Se a questo aggiungiamo la diatriba sulla massoneria e, soprattutto, sull’adesione al movimento di amanti del compasso (si legge di nomi e cognomi di massoni dichiarati iscritti e di feroci avversari della muratoria uniti sotto lo stesso simbolo) ecco che la miscela si fa esplosiva. Fino a culminare con «processi», litigi, scontri, allontanamenti coatti o indiretti. Trattandosi di grillini va da sé che la faccenda sia curiosa. Come, ad esempio, l’ «esilio» non si sa quanto volontario dell’attivista cosentina Stefania Greco, fedelissima del nuovo capogruppo al Senato, Nando Morra, precipitosamente intervenuto via web per tentare di riportare ordine. Senza troppo successo a quanto pare. La Greco  avrebbe avuto l’ardire di inviare ai «cittadini» una mail con cui informava che avrebbe provveduto a far arrivare al senatore Morra le proposte e le esigenze varie del territorio vista la mole di lavoro a Palazzo Madama. Apriti cielo: si scatena la rivolta, al punto che la donna sembra sia stata oggetto di un «giudizio on line» culminato con l’abbandono. C’è perfino chi si è spinto oltre parlando di mobbing. Si vedrà. 

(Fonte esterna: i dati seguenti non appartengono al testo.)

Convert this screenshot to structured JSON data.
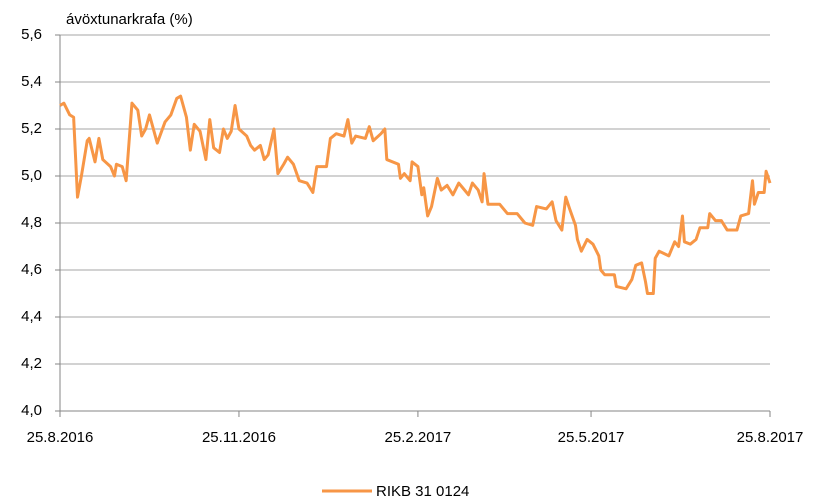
{
  "chart_data": {
    "type": "line",
    "ylabel": "ávöxtunarkrafa (%)",
    "x": [
      "25.8.2016",
      "27.8.2016",
      "30.8.2016",
      "1.9.2016",
      "3.9.2016",
      "5.9.2016",
      "8.9.2016",
      "9.9.2016",
      "12.9.2016",
      "14.9.2016",
      "16.9.2016",
      "20.9.2016",
      "22.9.2016",
      "23.9.2016",
      "26.9.2016",
      "28.9.2016",
      "1.10.2016",
      "4.10.2016",
      "6.10.2016",
      "8.10.2016",
      "10.10.2016",
      "14.10.2016",
      "18.10.2016",
      "21.10.2016",
      "24.10.2016",
      "26.10.2016",
      "29.10.2016",
      "31.10.2016",
      "2.11.2016",
      "5.11.2016",
      "8.11.2016",
      "10.11.2016",
      "12.11.2016",
      "15.11.2016",
      "17.11.2016",
      "19.11.2016",
      "21.11.2016",
      "23.11.2016",
      "25.11.2016",
      "29.11.2016",
      "1.12.2016",
      "3.12.2016",
      "6.12.2016",
      "8.12.2016",
      "10.12.2016",
      "13.12.2016",
      "15.12.2016",
      "18.12.2016",
      "20.12.2016",
      "23.12.2016",
      "26.12.2016",
      "30.12.2016",
      "2.1.2017",
      "4.1.2017",
      "9.1.2017",
      "11.1.2017",
      "14.1.2017",
      "18.1.2017",
      "20.1.2017",
      "22.1.2017",
      "24.1.2017",
      "29.1.2017",
      "31.1.2017",
      "2.2.2017",
      "6.2.2017",
      "8.2.2017",
      "9.2.2017",
      "15.2.2017",
      "16.2.2017",
      "18.2.2017",
      "21.2.2017",
      "22.2.2017",
      "25.2.2017",
      "27.2.2017",
      "28.2.2017",
      "2.3.2017",
      "4.3.2017",
      "7.3.2017",
      "9.3.2017",
      "12.3.2017",
      "15.3.2017",
      "18.3.2017",
      "20.3.2017",
      "23.3.2017",
      "25.3.2017",
      "28.3.2017",
      "30.3.2017",
      "31.3.2017",
      "2.4.2017",
      "8.4.2017",
      "12.4.2017",
      "17.4.2017",
      "21.4.2017",
      "25.4.2017",
      "27.4.2017",
      "2.5.2017",
      "5.5.2017",
      "7.5.2017",
      "10.5.2017",
      "12.5.2017",
      "14.5.2017",
      "17.5.2017",
      "18.5.2017",
      "20.5.2017",
      "23.5.2017",
      "26.5.2017",
      "29.5.2017",
      "30.5.2017",
      "1.6.2017",
      "6.6.2017",
      "7.6.2017",
      "12.6.2017",
      "15.6.2017",
      "17.6.2017",
      "20.6.2017",
      "22.6.2017",
      "23.6.2017",
      "26.6.2017",
      "27.6.2017",
      "29.6.2017",
      "4.7.2017",
      "7.7.2017",
      "9.7.2017",
      "11.7.2017",
      "12.7.2017",
      "15.7.2017",
      "18.7.2017",
      "20.7.2017",
      "24.7.2017",
      "25.7.2017",
      "28.7.2017",
      "31.7.2017",
      "3.8.2017",
      "8.8.2017",
      "10.8.2017",
      "14.8.2017",
      "16.8.2017",
      "17.8.2017",
      "19.8.2017",
      "22.8.2017",
      "23.8.2017",
      "25.8.2017"
    ],
    "series": [
      {
        "name": "RIKB 31 0124",
        "color": "#f79646",
        "values": [
          5.3,
          5.31,
          5.26,
          5.25,
          4.91,
          5.0,
          5.15,
          5.16,
          5.06,
          5.16,
          5.07,
          5.04,
          5.0,
          5.05,
          5.04,
          4.98,
          5.31,
          5.28,
          5.17,
          5.2,
          5.26,
          5.14,
          5.23,
          5.26,
          5.33,
          5.34,
          5.25,
          5.11,
          5.22,
          5.19,
          5.07,
          5.24,
          5.12,
          5.1,
          5.2,
          5.16,
          5.19,
          5.3,
          5.2,
          5.17,
          5.13,
          5.11,
          5.13,
          5.07,
          5.09,
          5.2,
          5.01,
          5.05,
          5.08,
          5.05,
          4.98,
          4.97,
          4.93,
          5.04,
          5.04,
          5.16,
          5.18,
          5.17,
          5.24,
          5.14,
          5.17,
          5.16,
          5.21,
          5.15,
          5.18,
          5.2,
          5.07,
          5.05,
          4.99,
          5.01,
          4.98,
          5.06,
          5.04,
          4.92,
          4.95,
          4.83,
          4.87,
          4.99,
          4.94,
          4.96,
          4.92,
          4.97,
          4.95,
          4.92,
          4.97,
          4.94,
          4.89,
          5.01,
          4.88,
          4.88,
          4.84,
          4.84,
          4.8,
          4.79,
          4.87,
          4.86,
          4.89,
          4.81,
          4.77,
          4.91,
          4.86,
          4.79,
          4.73,
          4.68,
          4.73,
          4.71,
          4.66,
          4.6,
          4.58,
          4.58,
          4.53,
          4.52,
          4.56,
          4.62,
          4.63,
          4.55,
          4.5,
          4.5,
          4.65,
          4.68,
          4.66,
          4.72,
          4.7,
          4.83,
          4.72,
          4.71,
          4.73,
          4.78,
          4.78,
          4.84,
          4.81,
          4.81,
          4.77,
          4.77,
          4.83,
          4.84,
          4.98,
          4.88,
          4.93,
          4.93,
          5.02,
          4.97
        ]
      }
    ],
    "xlim": [
      "25.8.2016",
      "25.8.2017"
    ],
    "xticks": [
      "25.8.2016",
      "25.11.2016",
      "25.2.2017",
      "25.5.2017",
      "25.8.2017"
    ],
    "ylim": [
      4.0,
      5.6
    ],
    "yticks": [
      {
        "value": 4.0,
        "label": "4,0"
      },
      {
        "value": 4.2,
        "label": "4,2"
      },
      {
        "value": 4.4,
        "label": "4,4"
      },
      {
        "value": 4.6,
        "label": "4,6"
      },
      {
        "value": 4.8,
        "label": "4,8"
      },
      {
        "value": 5.0,
        "label": "5,0"
      },
      {
        "value": 5.2,
        "label": "5,2"
      },
      {
        "value": 5.4,
        "label": "5,4"
      },
      {
        "value": 5.6,
        "label": "5,6"
      }
    ],
    "grid": true,
    "legend": "bottom"
  }
}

Saltando la questione campanilistica che interviene sempre in questi casi (Cosenza è stata leader fino a pochi mesi per il M5S, ma ora ci sono altri pezzi di Calabria in fermento) la «prova» della retromarcia sulle metodiche anti-‘ndrangheta/massoneria la si ricava anche dal raduno di sabato prossimo a Rende. Prima delle lotte intestine, tutti i parlamentari M5S avrebbero dovuto confluire a San Luca, culla della Locride, zona di ‘ndrangheta vera. Poi si doveva fare un mega raduno nella piana di Gioia Tauro come contraltare all’happening di poche settimane fa in Val di Susa.

Alla fine, ci si vedrà allegramente sabato vicino Cosenza, con “Musica e Legalità”, concerti, ricchi premi e cotillons. Non ci saranno piadine ma «cuddrurieddi» (squisitezze locali): se no sai che bella festa dell’Unità.